Hence we are not persuaded that the general rule, requiring exhaustion of all administrative remedies before resort to judicial action is allowed, should be relaxed in this case. If appellants apply for an exemption and it is granted, judicial relief from the allegedly unconstitutional requirements is unnecessary. See McKart v. United States, supra, 395 U.S. at 195, 89 S. Ct. 1657; Camp v. Herzog, supra, 88 U.S. App.D.C. at 374, 190 F.2d at 606. If the exemption is refused appellants may then proceed accordingly.[5]

Affirmed.

NOTES

[1] Section 1-1182(b) provides in pertinent part:

[E]ach officer and employee of the District of Columbia government who performs duties of the type generally performed by an individual occupying grade GS-15 of the General Schedule under section 5332 of title 5, United States Code, or any higher grade or position (as determined by the Board regardless of the rate of compensation of such individual), shall file with the Board . . . [enumerated tax and other personal financial data for the preceding calendar year] . . . before the fifteenth day of May in each year. . ..

[2] See American Federation of Government Employees v. Acree, 155 U.S.App.D.C. 20, 23-24, 475 F.2d 1289, 1292-93 (1973).

[3] Appellants also appear to contend that merely going through the act of applying for an exemption is in itself an injury. But, in the first place, the making of such an applition is within the legislature's power to require. Cf. Buckley v. Valeo, 424 U.S. 1, 96 S. Ct. 612, 654-61, 46 L. Ed. 2d 659 (1976). And to hold that being forced to exhaust an administrative remedy is a separate injury amenable to judicial action before the exhaustion requirement is fulfilled would be to eliminate the "exhaustion doctrine" entirely, which we decline to do.
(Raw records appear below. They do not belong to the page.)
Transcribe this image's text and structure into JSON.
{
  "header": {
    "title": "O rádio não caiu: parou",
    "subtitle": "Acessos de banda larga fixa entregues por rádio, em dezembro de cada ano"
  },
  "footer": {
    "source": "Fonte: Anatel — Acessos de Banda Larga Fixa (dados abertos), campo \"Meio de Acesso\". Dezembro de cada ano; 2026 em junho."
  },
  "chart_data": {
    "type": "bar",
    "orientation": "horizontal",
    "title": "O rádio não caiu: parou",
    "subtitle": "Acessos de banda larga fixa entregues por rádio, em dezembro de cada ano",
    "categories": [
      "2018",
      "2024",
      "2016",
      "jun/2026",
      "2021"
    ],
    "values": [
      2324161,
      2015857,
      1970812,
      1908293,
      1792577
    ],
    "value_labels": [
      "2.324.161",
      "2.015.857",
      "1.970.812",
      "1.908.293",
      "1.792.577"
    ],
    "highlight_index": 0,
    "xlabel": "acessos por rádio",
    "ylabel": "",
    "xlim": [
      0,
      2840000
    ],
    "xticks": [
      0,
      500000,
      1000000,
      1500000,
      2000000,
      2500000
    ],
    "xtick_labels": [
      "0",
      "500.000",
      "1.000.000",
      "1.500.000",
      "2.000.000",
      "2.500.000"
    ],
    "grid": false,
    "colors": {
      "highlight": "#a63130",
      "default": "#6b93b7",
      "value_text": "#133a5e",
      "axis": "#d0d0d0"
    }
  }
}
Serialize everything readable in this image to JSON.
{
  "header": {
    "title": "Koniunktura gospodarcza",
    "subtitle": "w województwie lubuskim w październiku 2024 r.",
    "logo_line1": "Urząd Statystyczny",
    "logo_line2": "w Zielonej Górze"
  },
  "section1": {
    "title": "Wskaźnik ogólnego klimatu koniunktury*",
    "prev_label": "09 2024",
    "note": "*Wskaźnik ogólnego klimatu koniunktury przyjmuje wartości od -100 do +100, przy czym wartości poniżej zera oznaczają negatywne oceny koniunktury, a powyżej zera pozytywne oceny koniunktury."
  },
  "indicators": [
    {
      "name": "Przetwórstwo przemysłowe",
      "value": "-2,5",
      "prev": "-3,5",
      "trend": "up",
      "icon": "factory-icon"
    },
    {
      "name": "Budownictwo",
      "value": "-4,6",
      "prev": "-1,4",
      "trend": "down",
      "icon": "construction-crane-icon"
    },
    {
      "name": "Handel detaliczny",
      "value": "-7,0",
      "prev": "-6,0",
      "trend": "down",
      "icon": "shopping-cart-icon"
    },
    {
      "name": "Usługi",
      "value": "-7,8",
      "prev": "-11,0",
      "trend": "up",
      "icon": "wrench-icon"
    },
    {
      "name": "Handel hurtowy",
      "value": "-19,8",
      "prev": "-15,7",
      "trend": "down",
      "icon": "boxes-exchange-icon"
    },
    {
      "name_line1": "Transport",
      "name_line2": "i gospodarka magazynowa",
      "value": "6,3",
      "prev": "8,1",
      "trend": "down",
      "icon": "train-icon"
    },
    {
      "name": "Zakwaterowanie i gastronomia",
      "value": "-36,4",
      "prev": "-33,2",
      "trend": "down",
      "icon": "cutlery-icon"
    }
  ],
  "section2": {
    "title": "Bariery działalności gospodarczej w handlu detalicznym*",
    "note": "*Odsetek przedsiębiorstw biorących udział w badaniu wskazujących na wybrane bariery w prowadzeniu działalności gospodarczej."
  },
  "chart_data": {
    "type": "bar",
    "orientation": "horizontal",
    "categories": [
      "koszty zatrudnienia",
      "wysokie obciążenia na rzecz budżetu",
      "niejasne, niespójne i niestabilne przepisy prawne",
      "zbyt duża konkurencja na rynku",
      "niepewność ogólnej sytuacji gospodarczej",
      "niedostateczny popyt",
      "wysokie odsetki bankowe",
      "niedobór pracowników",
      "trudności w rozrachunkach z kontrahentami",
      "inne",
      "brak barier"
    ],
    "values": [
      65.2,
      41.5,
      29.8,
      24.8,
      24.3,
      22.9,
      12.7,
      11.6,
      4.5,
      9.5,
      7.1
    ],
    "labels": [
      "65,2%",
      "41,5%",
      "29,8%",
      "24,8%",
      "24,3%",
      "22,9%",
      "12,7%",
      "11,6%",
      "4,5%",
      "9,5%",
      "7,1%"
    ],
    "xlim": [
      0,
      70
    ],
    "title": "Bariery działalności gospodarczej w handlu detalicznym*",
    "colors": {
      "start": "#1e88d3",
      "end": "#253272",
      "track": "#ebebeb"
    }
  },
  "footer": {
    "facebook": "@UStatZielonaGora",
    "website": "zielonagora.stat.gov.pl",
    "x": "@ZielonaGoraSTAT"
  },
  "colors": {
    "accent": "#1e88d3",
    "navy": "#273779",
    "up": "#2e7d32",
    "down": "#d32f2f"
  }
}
[4] We can find no authority for the proposition advanced by appellants that filing for exemptions would be admitting that the statute they challenge is constitutional. We note that appellants here would only utilize the exemption provision of the regulation in order to pursue their administrative remedies; if unsuccessful in obtaining their exemption, then the filing requirements of the statute might be attacked separately on the constitutional grounds they urge.

[5] We need not reach and therefore express no opinion as to the merits of appellants' claim that the statute is unconstitutional because (1) the statute violates appellants' Fourth Amendment right against warrantless searches and seizures; (2) the statute deprives appellants of liberty without due process of law in violation of the Fifth Amendment in that it invades their privacy and is overly broad; and (3) the statute violates appellants' Fifth Amendment privilege against self-incrimination.